Çocuk HikayeleriHikayelerUzun Hikayeler

Arda’nın Gökkuşağı Renkleri Hikayesi

Minik Arda, sadece sevdiği iki renkle resim yaparken, gökkuşağının büyüsüyle tüm renklerin güzelliğini keşfeder. Renklerin sadece boyalarda değil, duygularda da yeri olduğunu öğrenir.


Bir zamanlar kasabanın birinde, rengarenk çiçeklerin, kuş cıvıltılarının ve gülümseyen insanların yaşadığı bir yer varmış. O kasabada Minik Arda adında, meraklı ve neşeli bir çocuk yaşarmış. Arda’nın en büyük tutkusu resim yapmakmış. Elinden boya fırçası hiç düşmez, boş bulduğu her kağıda bir şeyler çizer, renkleriyle hayal dünyasını süsler dururmuş.

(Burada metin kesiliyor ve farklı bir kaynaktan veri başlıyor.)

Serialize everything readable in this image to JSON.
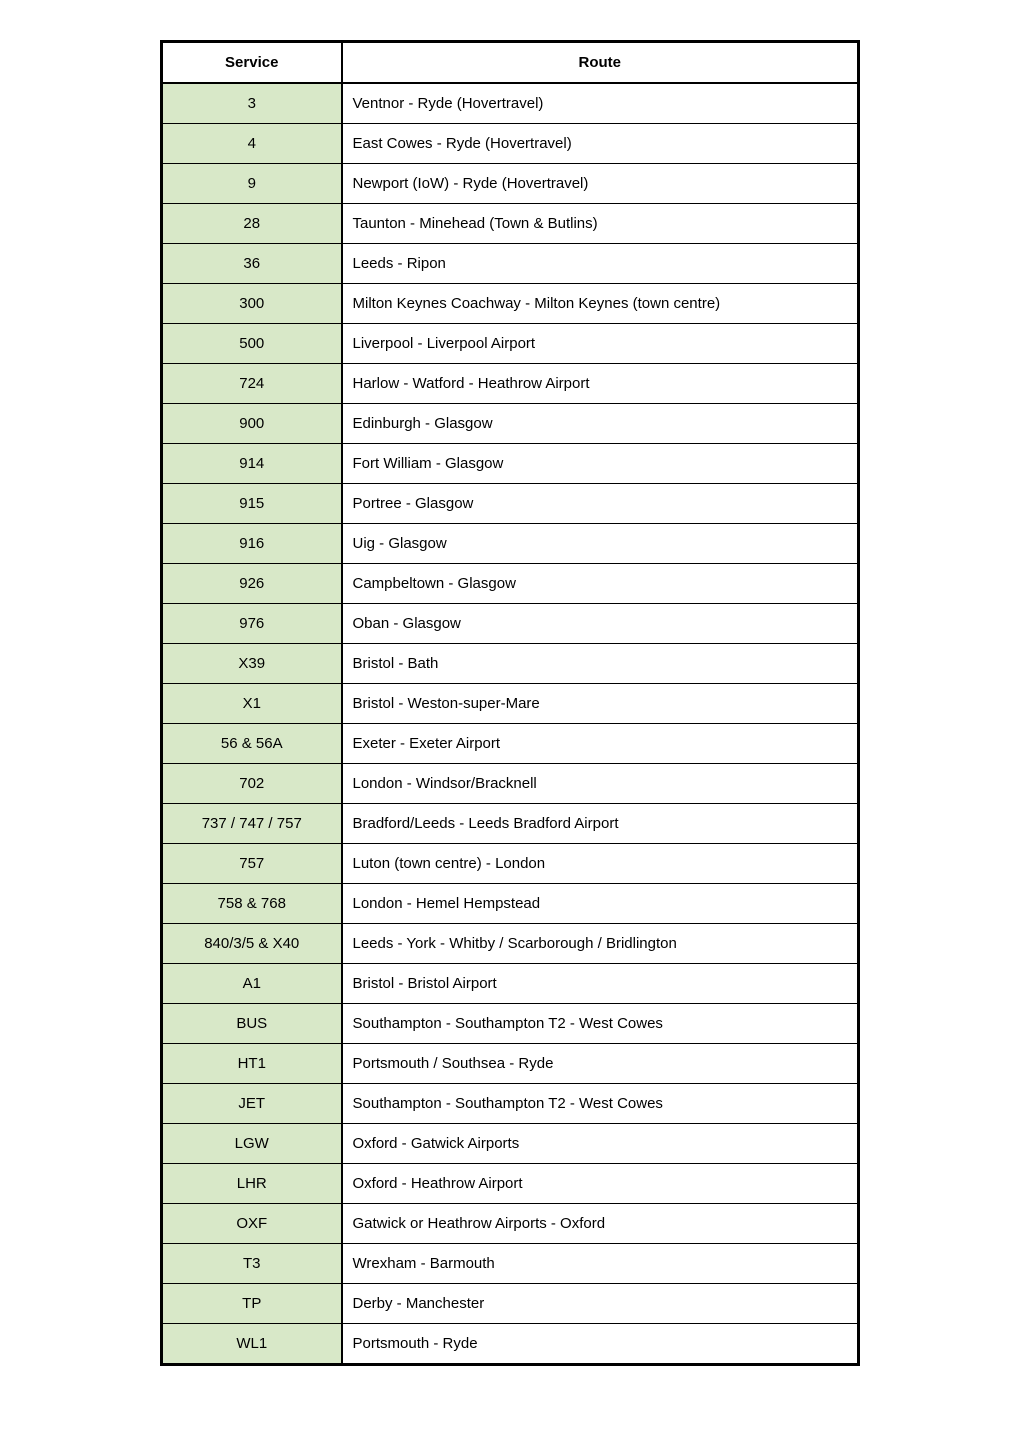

Bir sabah annesi, Arda’ya güzel bir sürpriz yapmış.“Arda, bak ne getirdim sana!” diyerek, içinde yedi farklı renk bulunan yepyeni bir boya kutusu vermiş. Kutunun kapağını açınca içinden parıl parıl parlayan kırmızı, turuncu, sarı, yeşil, mavi, lacivert ve mor boyalar görünmüş. Arda heyecanla kutuya bakmış ama hemen kırmızı ve maviyi alıp resim yapmaya başlamış. Çünkü onun en sevdiği renkler bunlarmış. Kırmızı onun için enerji demekmiş, mavi ise huzur… Diğer renklerse Arda’nın gözünde sanki önemsizmiş. “Bunlar bana yeter,” dermiş hep. Günler geçmiş, Arda her resmini kırmızı evlerle, mavi gökyüzüyle doldurmuş. Ama bir süre sonra resimleri birbirine benzemeye başlamış. Oyun oynarken bile bazen sıkılır olmuş çünkü hep aynı renkleri kullanmak artık eskisi kadar heyecan vermiyormuş. Bir sabah gökyüzünü gri bulutlar kaplamış, ardından yağmur yağmaya başlamış. Arda pencere kenarına oturmuş, yağmur damlalarının cama vurmasını dinlemiş. Yağmur dinince bir mucize olmuş! Gökyüzünde kocaman, ışıl ışıl bir gökkuşağı belirmiş. Arda hayranlıkla bakakalmış. “Vay canına! Bu ne kadar güzel!” demiş. Tüm renkler sırasıyla gökyüzünde dans ediyormuş: kırmızı, turuncu, sarı, yeşil, mavi, lacivert ve mor… Renkler birbirine karışmadan ama birlikte parlıyorlarmış. Arda koşarak annesinin yanına gitmiş. “Anne! Gökyüzü sanki bir tablo gibi! Bu kadar çok renk nasıl bir arada durabiliyor?” diye sormuş. Annesi gülümsemiş. “Her rengin kendi güzelliği var, Arda,” demiş. “Gökkuşağı bize bunu hatırlatır. Renkler bir araya gelince güzellik ortaya çıkar. Tıpkı arkadaşların gibi; her biri farklı ama hepsi bir aradayken eğlenceli.” Arda düşünmüş, “Acaba ben de resimlerimde tüm renkleri denesem nasıl olurdu?” Ertesi gün Arda boya kutusunu açmış. Bu kez kırmızı ve mavinin yanında turuncu, sarı ve yeşili de kullanmaya karar vermiş. Fırçasını önce yeşile batırmış ve yemyeşil bir çayır çizmiş. Ardından sarıyla güneşi boyamış. Turuncuyla da çiçeklerin yapraklarına renk katmış. Fırçası kağıtta dans ettikçe Arda’nın içi kıpır kıpır olmuş. Renkler birbirine karıştıkça yeni tonlar ortaya çıkmış: açık yeşiller, morla karışan maviler, altın gibi parlayan turuncular… Resim bittiğinde Arda bir adım geri çekilmiş. “Bu şimdiye kadar yaptığım en güzel resim!” demiş gururla.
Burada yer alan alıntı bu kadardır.